Epílogo: el caballero medieval como adaptación


"El ideal es una flor cuyas raíces son las condiciones materiales de existencia" - Proudhon.

En la introducción decíamos que el comportamiento y los valores del caballero medieval adquieren sentido como adaptación a un determinado contexto ecológico, demográfico y tecnológico, pero tengo la impresión de que el trabajo ha terminado convirtiéndose en un relato casi literario sobre su vida cotidiana, con una breve introducción sobre las "condiciones materiales y culturales" donde no se percibe ninguna relación causal. En este artículo trataré de remediarlo.

En primer lugar, los hechos. El caballero medieval se distingue por su comportamiento agresivo (idealmente controlado), que tiene como finalidad obtener botín, gloria y oportunidades de matrimonio. Al mismo tiempo, el caballero tiende a ser pródigo con sus bienes, y gasta cuanto tiene con sus camaradas de armas y vasallos directos; valora el honor (es decir, la buena reputación, vinculada casi siempre al linaje), las virtudes cristianas y la justicia, que deberían plasmarse en la defensa de los débiles y la sumisión a la Iglesia.

En segundo lugar, la explicación, los por qués. La gran pregunta que debemos responder aquí es por qué los valores y el comportamiento de la caballería medieval triunfaron en la Europa occidental entre los siglos XI y XIII d. C., antes que en otros lugares y en otras épocas [1]. Al asignar diferentes grados de probabilidad a su aparición y éxito, la Historia se convierte en ciencia.

Dada la densidad demográfica y la tecnología de la Edad Media Plena, para las comunidades aldeanas era más rentable defender un territorio que huir de él. En un contexto demográfico menos denso, la respuesta ante agresiones externas podía haber consistido en desplazarse a otros territorios, con la idea de que éstos serían igual de productivos que los ocupados previamente. No obstante, en el siglo XI las áreas cultivables eran escasas en relación a la población, puesto que los medios técnicos tornaban inaccesible el cultivo de muchas zonas, al tiempo que debía mantenerse cerca de la mitad de las tierras en barbecho durante prolongados períodos de tiempo para recuperar su fertilidad.
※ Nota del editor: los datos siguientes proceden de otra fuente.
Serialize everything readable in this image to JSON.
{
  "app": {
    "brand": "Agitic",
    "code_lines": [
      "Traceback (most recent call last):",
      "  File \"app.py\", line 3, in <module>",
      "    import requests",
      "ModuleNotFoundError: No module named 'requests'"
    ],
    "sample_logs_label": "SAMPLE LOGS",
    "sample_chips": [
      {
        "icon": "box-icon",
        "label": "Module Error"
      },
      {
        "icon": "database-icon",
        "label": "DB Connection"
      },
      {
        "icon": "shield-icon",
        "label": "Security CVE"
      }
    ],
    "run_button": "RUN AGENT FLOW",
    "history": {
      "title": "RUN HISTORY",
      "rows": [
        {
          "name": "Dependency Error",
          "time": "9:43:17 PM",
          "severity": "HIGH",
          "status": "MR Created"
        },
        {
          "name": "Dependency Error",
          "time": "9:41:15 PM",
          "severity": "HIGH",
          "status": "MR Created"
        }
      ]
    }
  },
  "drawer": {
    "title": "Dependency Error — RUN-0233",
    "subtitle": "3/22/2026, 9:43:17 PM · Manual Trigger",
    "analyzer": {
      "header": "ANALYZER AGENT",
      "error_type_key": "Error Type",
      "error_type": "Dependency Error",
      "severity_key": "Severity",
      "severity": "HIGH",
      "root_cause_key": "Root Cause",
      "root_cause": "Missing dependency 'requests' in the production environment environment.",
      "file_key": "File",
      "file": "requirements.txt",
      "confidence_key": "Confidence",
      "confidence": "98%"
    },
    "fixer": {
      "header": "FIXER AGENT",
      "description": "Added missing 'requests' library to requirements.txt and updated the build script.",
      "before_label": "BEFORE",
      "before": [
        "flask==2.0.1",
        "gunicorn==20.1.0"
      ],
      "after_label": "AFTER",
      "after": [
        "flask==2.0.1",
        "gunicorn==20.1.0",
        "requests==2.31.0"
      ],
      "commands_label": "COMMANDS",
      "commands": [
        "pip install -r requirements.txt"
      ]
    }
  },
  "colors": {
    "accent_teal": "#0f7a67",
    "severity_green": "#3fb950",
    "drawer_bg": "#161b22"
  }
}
Como resultado, sólo podía cultivarse a la vez una fracción muy pequeña de las tierras, y los campesinos debían resistir a las agresiones externas si querían conservar su nivel de vida, pues no encontrarían parcelas de una fertilidad similar en otro lugar.
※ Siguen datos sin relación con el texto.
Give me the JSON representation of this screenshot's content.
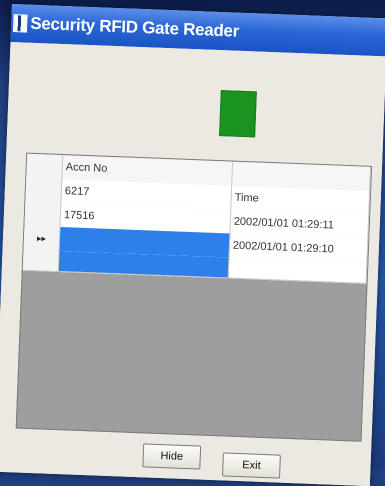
{
  "window": {
    "title": "Security RFID Gate Reader",
    "indicator_color": "#1a9320"
  },
  "grid": {
    "columns": [
      "Accn No",
      "Time"
    ],
    "rows": [
      {
        "accn_no": "6217",
        "time": "2002/01/01 01:29:11"
      },
      {
        "accn_no": "17516",
        "time": "2002/01/01 01:29:10"
      }
    ],
    "new_row_marker": "▸▸"
  },
  "buttons": {
    "hide_label": "Hide",
    "exit_label": "Exit"
  },
  "colors": {
    "titlebar": "#2b66d6",
    "selection": "#2f7fe8"
  }
}
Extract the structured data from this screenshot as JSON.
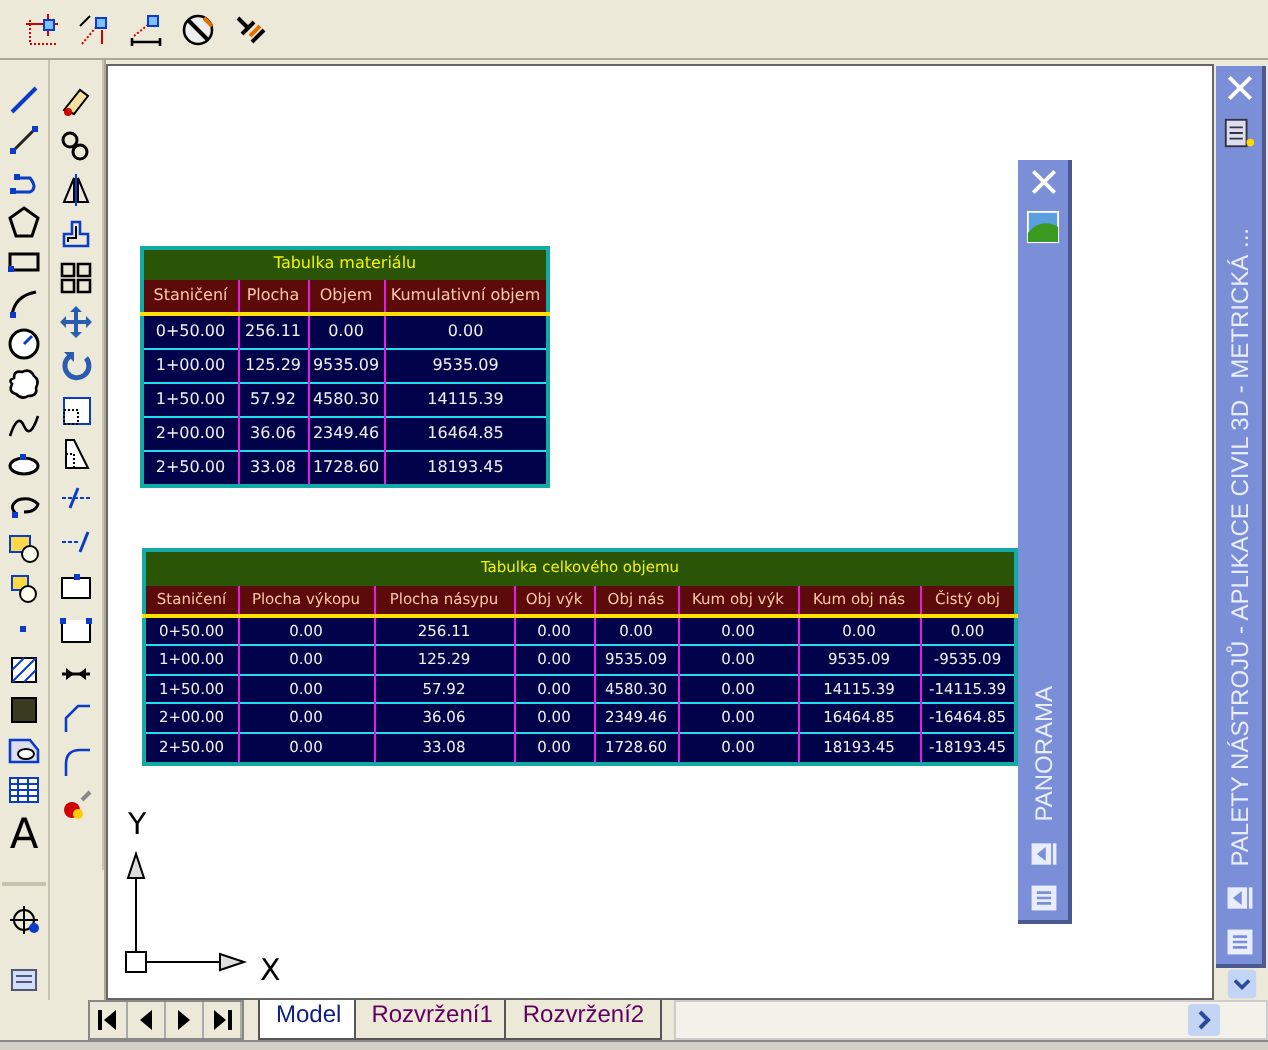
{
  "draw_toolbar": {
    "text_tool": "A"
  },
  "tables": [
    {
      "title": "Tabulka materiálu",
      "columns": [
        "Staničení",
        "Plocha",
        "Objem",
        "Kumulativní objem"
      ],
      "rows": [
        [
          "0+50.00",
          "256.11",
          "0.00",
          "0.00"
        ],
        [
          "1+00.00",
          "125.29",
          "9535.09",
          "9535.09"
        ],
        [
          "1+50.00",
          "57.92",
          "4580.30",
          "14115.39"
        ],
        [
          "2+00.00",
          "36.06",
          "2349.46",
          "16464.85"
        ],
        [
          "2+50.00",
          "33.08",
          "1728.60",
          "18193.45"
        ]
      ]
    },
    {
      "title": "Tabulka celkového objemu",
      "columns": [
        "Staničení",
        "Plocha výkopu",
        "Plocha násypu",
        "Obj výk",
        "Obj nás",
        "Kum obj výk",
        "Kum obj nás",
        "Čistý obj"
      ],
      "rows": [
        [
          "0+50.00",
          "0.00",
          "256.11",
          "0.00",
          "0.00",
          "0.00",
          "0.00",
          "0.00"
        ],
        [
          "1+00.00",
          "0.00",
          "125.29",
          "0.00",
          "9535.09",
          "0.00",
          "9535.09",
          "-9535.09"
        ],
        [
          "1+50.00",
          "0.00",
          "57.92",
          "0.00",
          "4580.30",
          "0.00",
          "14115.39",
          "-14115.39"
        ],
        [
          "2+00.00",
          "0.00",
          "36.06",
          "0.00",
          "2349.46",
          "0.00",
          "16464.85",
          "-16464.85"
        ],
        [
          "2+50.00",
          "0.00",
          "33.08",
          "0.00",
          "1728.60",
          "0.00",
          "18193.45",
          "-18193.45"
        ]
      ]
    }
  ],
  "ucs": {
    "y_label": "Y",
    "x_label": "X"
  },
  "palettes": [
    {
      "kind": "floating",
      "title": "PANORAMA"
    },
    {
      "kind": "docked",
      "title": "PALETY NÁSTROJŮ - APLIKACE CIVIL 3D - METRICKÁ ..."
    }
  ],
  "layout_tabs": [
    {
      "label": "Model",
      "selected": true
    },
    {
      "label": "Rozvržení1",
      "selected": false
    },
    {
      "label": "Rozvržení2",
      "selected": false
    }
  ]
}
La necesidad de defensa frente a las agresiones externas, unido a las economías de escala derivadas de la aparición del estribo, dieron como resultado la aparición de una clase de caballeros equipados con armadura, que podían vencer a cualquier grupo de bandidos o campesinos armados. Así, las comunidades aldeanas tendieron a rendir homenaje a estos guerreros montados a cambio de protección; o bien, los propios caballeros tendieron a conquistar sus tierras y exigirles rentas a cambio del mismo servicio. Como era necesario poseer cerca de 150 hectáreas de tierra para costearse el equipo de caballero, pronto la presión sobre las tierras desembocó en conflictos armados entre señores; este es el origen de la guerra feudal. Así se explican también las aventuras de juventud, que alejaban del hogar familiar a los segundones que no se había podido colocar en el sacerdocio, al tiempo que, a causa de la elevada mortalidad derivada de la guerra, tendían a reducir el número de hijos que optaban a la herencia paterna -y, de ese modo, garantizaban la transferencia íntegra del patrimonio al primogénito. Por otro lado, las aventuras de juventud permitían adquirir prestigio y reputación, vitales para maximizar las oportunidades de matrimonio, extender las redes de alianzas y los pactos de vasallaje durante la vida adulta.

Los imperativos de la defensa y la adquisición de tierras, así como la exposición constante a los peligros de la guerra, incentivaban los comportamientos agresivos y el énfasis en valores como el honor, que tendía a disuadir enemigos y atraer vasallos y aliados. La largueza, los regalos constantes y el despilfarro (plasmado habitualmente en copiosos banquetes), al señalizar la capacidad de un caballero para obtener botín, indicaban su audacia militar y aumentaban su capacidad de atraer los servicios de otros caballeros, vasallos y aliados. Por último, el énfasis en las virtudes cristianas, al mitigar el abuso de los señores sobre sus vasallos, daba cierta seguridad a los campesinos y garantizaba la producción agraria, vital para la supervivencia de los linajes nobiliarios. [2]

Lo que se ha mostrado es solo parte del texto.